Habla de sus dos pies, el derecho, que le sirvió para subir sin
tantos ánimos las gradas alfombradas de los palacios, y el izquierdo,
para bajar al pueblo, y a su dolor y su humildad. Como muchos de los suyos,
es un poema en el que nada sobra, y al oírlo hablar alternadamente
de sus dos pies, con oficios diferentes, uno no puede dejar de pensar en
las dos alas de un cormorán que vuela contra el viento sin perder
nunca el equilibrio.
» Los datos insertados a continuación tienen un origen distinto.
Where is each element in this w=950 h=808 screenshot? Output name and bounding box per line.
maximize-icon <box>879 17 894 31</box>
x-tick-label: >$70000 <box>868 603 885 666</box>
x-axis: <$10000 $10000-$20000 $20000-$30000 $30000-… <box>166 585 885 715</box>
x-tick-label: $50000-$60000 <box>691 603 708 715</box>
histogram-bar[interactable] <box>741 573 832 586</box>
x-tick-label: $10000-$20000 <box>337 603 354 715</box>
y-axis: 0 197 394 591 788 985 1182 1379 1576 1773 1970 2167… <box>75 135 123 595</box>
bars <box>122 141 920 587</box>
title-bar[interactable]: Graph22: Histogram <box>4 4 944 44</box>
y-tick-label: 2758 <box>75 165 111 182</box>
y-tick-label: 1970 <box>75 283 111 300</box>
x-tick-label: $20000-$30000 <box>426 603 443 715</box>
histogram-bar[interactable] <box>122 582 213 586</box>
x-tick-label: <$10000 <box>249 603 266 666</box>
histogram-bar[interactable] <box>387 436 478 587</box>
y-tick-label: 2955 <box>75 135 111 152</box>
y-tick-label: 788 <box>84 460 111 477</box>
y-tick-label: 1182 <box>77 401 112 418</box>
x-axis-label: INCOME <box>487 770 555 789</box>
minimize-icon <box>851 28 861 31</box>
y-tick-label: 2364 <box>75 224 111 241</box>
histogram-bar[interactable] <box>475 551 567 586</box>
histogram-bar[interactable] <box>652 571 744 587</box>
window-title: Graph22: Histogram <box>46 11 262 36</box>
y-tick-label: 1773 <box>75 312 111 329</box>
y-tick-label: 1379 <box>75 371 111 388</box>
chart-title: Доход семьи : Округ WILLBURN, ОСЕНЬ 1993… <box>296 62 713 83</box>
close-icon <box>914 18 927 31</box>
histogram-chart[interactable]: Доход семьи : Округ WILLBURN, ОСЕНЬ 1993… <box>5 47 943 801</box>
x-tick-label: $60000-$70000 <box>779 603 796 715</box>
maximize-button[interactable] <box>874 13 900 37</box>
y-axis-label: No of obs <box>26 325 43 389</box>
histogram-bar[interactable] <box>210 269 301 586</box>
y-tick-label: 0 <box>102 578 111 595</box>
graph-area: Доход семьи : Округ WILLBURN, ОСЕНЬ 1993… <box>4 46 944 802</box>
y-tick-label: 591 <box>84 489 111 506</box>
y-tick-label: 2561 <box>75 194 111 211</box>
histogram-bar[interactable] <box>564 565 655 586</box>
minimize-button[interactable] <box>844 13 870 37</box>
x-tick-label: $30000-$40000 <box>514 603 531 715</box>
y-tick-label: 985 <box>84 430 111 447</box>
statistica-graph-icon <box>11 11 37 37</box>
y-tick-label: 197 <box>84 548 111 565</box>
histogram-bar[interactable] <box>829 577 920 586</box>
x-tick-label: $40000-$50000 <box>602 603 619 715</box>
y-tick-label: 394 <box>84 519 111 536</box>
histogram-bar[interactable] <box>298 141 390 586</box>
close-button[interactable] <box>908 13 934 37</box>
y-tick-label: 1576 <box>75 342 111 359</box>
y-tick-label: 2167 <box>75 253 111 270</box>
Y en esto consiste a fin de cuentas el arte, como
ya enseñaba a Rubén, en la armonía insondable de la
forma.
Llegué a su santuario de La Prensa, como
tantos de mi generación, a finales de la mitad del siglo XX, el
siglo nuestro que ya nunca volverá. Era un escritor que empezaba
y no sabía todavía cuándo habría de aprender
de su magisterio callado. Ahora, al hacer mis cuentas, las hallo crecidas.
Rigor, amor por la prefección, ser siempre implacable con uno mismo.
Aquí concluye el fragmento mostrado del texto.